Obviously, sign up for FLOWN! Hahaha! In all honesty, FLOWN’s mission is to help people become more creative and productive, and we take people on that journey. The first steps involve regularly attending our Flocks sessions, so you bake time into your calendar for focused bouts of meaningful work; and then that you regularly do our Quests, that get you outside and connect with the space around you so creativity and new perspectives can appear. They are the first steps we take all our members through, and there is more beyond that for a richer practice.
Companies have realized their teams don’t need to be in the office all the time to be productive, which means more people have the ability to be closer to nature or work from inspiring locations. The impact that is going to have on the creativity and output of knowledge workers is really astoundingly exciting!
The pandemic has massively impacted the way we work – what are some of the most exciting changes in the world of remote work that you have witnessed this year?
By far the most exciting change has been the detachment from needing to work in a city to have great work opportunities. Companies have now realized their teams do not need to be in the office all the time to be productive. That means more people have the ability to be close to nature in inspiring locations – at least some of the time – and the impact that is going to have on the creativity and output of knowledge workers is really astoundingly exciting!
What do you do outside of your work routine that helps you stay productive?
I’m a huge believer in being exposed to new ideas, people and experiences, as this enables my brain to have those ‘Aha!’ moments that come from connecting two previously unconnected dots. You can’t really plan for these moments, you can’t control them, but the more you consciously step away from your day-to-day – which is also what we offer via the FLOWN platform – the more likely you are to have those eureka! moments.
I believe work should be an opportunity for us to express our talents and exercise our creativity, and my mission is to help individuals achieve this, and help companies create cultures that offer this.
Spending time in nature is something that you consider important to leading a creative and fulfilling life – what are some easy ways for urban workers to connect with the natural world?
Hopefully, most people live somewhat close to at least a park or garden, that they can take time to wander through. The key to engaging with nature is not just to use it as an ambient background, but to consciously focus on it, notice the small details, and engage all your senses in experiencing what it has to offer. This is what our Quests product helps people achieve, as sometimes it can be hard to focus on doing something so unusual, but goodness can it be transformative not only to your mood but to your ability to gain new work-related insights!
What projects are you currently working on that you are most excited about?
We have actually refined our focus a lot at FLOWN. We began as a booking platform for remote work-enabled properties, and while we will continue to showcase inspiring properties equipped for ergonomic deep work, our main focus, for now, is going to be the software products and tools we are building around productivity, creativity, and contentment.
What does the future of work look like for you?
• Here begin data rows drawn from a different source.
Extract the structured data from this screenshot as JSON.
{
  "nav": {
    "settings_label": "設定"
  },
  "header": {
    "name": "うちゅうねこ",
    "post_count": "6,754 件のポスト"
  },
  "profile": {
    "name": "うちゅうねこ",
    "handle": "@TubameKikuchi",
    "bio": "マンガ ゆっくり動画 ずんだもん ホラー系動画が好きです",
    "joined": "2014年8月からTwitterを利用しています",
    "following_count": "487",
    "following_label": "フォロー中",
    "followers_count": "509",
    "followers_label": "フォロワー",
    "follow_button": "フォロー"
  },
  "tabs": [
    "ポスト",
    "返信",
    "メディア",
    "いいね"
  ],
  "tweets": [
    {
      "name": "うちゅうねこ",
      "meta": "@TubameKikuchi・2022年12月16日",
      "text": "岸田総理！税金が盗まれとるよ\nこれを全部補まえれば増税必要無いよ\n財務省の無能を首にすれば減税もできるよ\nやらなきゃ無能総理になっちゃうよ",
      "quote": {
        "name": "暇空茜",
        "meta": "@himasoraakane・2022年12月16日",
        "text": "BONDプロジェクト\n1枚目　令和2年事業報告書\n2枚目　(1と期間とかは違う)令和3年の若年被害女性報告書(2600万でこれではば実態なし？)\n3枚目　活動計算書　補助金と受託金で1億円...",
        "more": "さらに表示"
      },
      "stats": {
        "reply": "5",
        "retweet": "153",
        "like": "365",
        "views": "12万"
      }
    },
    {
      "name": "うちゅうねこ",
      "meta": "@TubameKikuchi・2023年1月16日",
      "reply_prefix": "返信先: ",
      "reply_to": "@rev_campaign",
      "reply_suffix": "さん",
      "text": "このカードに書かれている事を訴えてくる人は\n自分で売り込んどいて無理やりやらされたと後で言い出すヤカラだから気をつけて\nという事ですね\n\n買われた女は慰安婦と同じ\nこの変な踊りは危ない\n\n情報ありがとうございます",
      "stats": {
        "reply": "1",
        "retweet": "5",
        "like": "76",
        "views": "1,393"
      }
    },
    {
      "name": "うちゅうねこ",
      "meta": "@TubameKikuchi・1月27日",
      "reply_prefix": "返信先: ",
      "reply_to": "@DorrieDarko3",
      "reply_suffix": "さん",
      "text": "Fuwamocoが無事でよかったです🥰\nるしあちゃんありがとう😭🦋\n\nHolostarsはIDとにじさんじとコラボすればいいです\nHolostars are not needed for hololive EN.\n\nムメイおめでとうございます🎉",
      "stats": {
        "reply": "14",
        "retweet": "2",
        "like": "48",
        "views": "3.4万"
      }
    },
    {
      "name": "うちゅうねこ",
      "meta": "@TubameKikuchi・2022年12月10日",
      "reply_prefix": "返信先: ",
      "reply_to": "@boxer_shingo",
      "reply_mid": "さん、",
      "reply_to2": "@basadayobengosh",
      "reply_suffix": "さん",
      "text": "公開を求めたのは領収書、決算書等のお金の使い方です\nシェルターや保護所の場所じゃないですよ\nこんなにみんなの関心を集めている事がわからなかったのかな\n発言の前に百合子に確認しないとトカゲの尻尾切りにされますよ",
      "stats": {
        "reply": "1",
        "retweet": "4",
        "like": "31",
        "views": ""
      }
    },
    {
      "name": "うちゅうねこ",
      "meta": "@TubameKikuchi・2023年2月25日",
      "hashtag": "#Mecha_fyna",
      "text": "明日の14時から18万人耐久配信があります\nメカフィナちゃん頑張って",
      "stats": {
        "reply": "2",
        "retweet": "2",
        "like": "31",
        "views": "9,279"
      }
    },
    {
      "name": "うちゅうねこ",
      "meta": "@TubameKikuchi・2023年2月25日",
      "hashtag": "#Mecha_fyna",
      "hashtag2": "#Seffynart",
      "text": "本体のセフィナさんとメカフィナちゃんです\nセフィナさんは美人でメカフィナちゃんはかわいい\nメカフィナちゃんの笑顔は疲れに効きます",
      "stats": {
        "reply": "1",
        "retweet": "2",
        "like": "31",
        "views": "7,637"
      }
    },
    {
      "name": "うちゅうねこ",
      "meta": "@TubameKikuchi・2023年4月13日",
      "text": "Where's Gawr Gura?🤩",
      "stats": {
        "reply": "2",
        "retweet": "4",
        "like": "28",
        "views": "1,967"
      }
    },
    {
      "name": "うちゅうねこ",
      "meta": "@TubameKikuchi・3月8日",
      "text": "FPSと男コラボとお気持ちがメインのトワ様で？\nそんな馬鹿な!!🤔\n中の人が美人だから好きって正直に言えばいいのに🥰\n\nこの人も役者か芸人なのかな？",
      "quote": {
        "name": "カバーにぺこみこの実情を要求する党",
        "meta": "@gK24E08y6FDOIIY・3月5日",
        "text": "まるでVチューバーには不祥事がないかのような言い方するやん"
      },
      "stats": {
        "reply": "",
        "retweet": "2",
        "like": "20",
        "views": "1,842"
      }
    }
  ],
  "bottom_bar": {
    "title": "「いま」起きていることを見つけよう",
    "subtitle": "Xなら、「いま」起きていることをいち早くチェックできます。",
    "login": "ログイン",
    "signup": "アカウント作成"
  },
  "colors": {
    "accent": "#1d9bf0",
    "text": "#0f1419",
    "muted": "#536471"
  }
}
I believe work should be an opportunity for us to express our talents and exercise our creativity. My life mission now through FLOWN is to build a platform that helps individuals achieve this, and helps companies create cultures that offer this. Not a bad life goal, right? 🙂
Alicia Navarro is the founder and leader at FLOWN. She led her previous company Skimlinks for 11 years – it was pretty successful and was acquired during the Covid lockdown. Her background is in computer science, and she’s now a serial entrepreneur. During and after her time at Skimlinks, Alicia became fascinated by the physical and mental conditions necessary to achieve our human potential, which is how the idea for FLOWN came about.